Don’t be misled by the Woody Allen references. Judd Apatow is no Woody Allen. But his films tread the same ground… modern relationships, wall-to-wall jokes, a showbiz milieu (with Los Angeles in place of New York City). And Apatow is the reigning voice in comedic filmmaking today, as Allen was in his heyday, though Apatow’s reach extends beyond his own films to a slew of movies he’s written and/or produced.
Funny People is the first of those films to function primarily as a drama. It follows the relationship between George Simmons, a wealthy comedian who made his fortune on infantile concept movies, and Ira Wright, a wannabe stand-up who works at a deli and crashes in the apartment of his more successful friends. George, diagnosed with a likely fatal disease, reaches out to Ira first as a joke writer and later as a full-time assistant and the closest thing to a friend he’s had in years.
The highlights of the film are the unexpectedly wonderful performances by Adam Sandler as George and Seth Rogen as Ira. Sandler has stretched as an actor before, most notably in Paul Thomas Anderson’s Punch-Drunk Love, but he’s never been as good as he is here. His George Simmons is a funnyman asshole who deals with his own mortality not by going soft — though he has his vulnerable moments — but by more or less accepting what a jerk he is. Rogen’s Ira Wright, by contrast, is a genuinely good person who mines for the decency he figures must exist somewhere in his boss.
They also tell a lot of dick jokes.
Rounding out the lead cast is Leslie Mann, who was superb in Knocked Up but here is saddled with the thankless role of George’s former flame, Laura. Now married to a bombastic Australian (Eric Bana) with two adorable girls (played by Apatow and Mann’s own children), she is all too willing to drop everything once she reenters Simmons’ life. Mann has some nice moments but mostly she struggles to bring her poorly-conceived character to life.
The film’s final third, which revolves around the rekindled relationship between George and Laura, sags a bit and it’s here that Funny People begins to feel every minute of its 2+ hour length. But Rogen’s work in those sequences is enough to pull the film out of a nose dive and bring it in for a relatively smooth landing.
A week after seeing Funny People, I’m still not exactly sure how I feel about it. I admire Apatow’s desire to stretch and I’m impressed at how well he pulled off the delicate balance of a meditation on mortality that still finds time for the adolescent improvisational humor for which his films are known. I also got a kick out of the many celebrity cameos, including Ray Romano, Sarah Silverman, James Taylor, Eminem and an unrecognizable Paul Reiser.

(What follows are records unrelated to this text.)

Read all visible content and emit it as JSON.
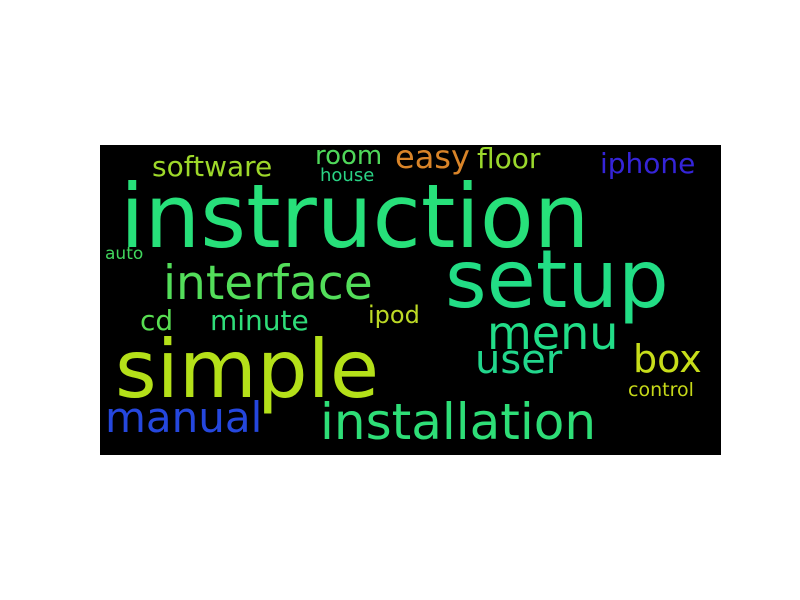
{
  "word_cloud": {
    "background": "#000000",
    "words": {
      "instruction": {
        "text": "instruction",
        "color": "#27e07a"
      },
      "setup": {
        "text": "setup",
        "color": "#22dd85"
      },
      "simple": {
        "text": "simple",
        "color": "#b4e019"
      },
      "installation": {
        "text": "installation",
        "color": "#2ede77"
      },
      "interface": {
        "text": "interface",
        "color": "#53de5a"
      },
      "menu": {
        "text": "menu",
        "color": "#22dd88"
      },
      "user": {
        "text": "user",
        "color": "#22d68c"
      },
      "manual": {
        "text": "manual",
        "color": "#2547dd"
      },
      "box": {
        "text": "box",
        "color": "#c7dd1a"
      },
      "easy": {
        "text": "easy",
        "color": "#d98428"
      },
      "cd": {
        "text": "cd",
        "color": "#58de52"
      },
      "minute": {
        "text": "minute",
        "color": "#2fdd79"
      },
      "software": {
        "text": "software",
        "color": "#9ed82a"
      },
      "iphone": {
        "text": "iphone",
        "color": "#3524d8"
      },
      "floor": {
        "text": "floor",
        "color": "#9ad82c"
      },
      "room": {
        "text": "room",
        "color": "#4fd85a"
      },
      "ipod": {
        "text": "ipod",
        "color": "#bcd925"
      },
      "house": {
        "text": "house",
        "color": "#2ad385"
      },
      "auto": {
        "text": "auto",
        "color": "#41d65d"
      },
      "control": {
        "text": "control",
        "color": "#c6d818"
      }
    }
  }
}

But I don’t see myself picking this up on DVD or watching it more than once, as I have with Knocked Up (a film that, in addition to being one of the best comedies I’ve ever seen, has its share of touching and uncomfortably real moments).
That said, Funny People is a worthy addition to an already impressive filmography. Judd Apatow may not be Woody Allen, but he’s talented enough to invite the comparison. Fifteen years and five movies from now, perhaps it won’t seem so far-fetched.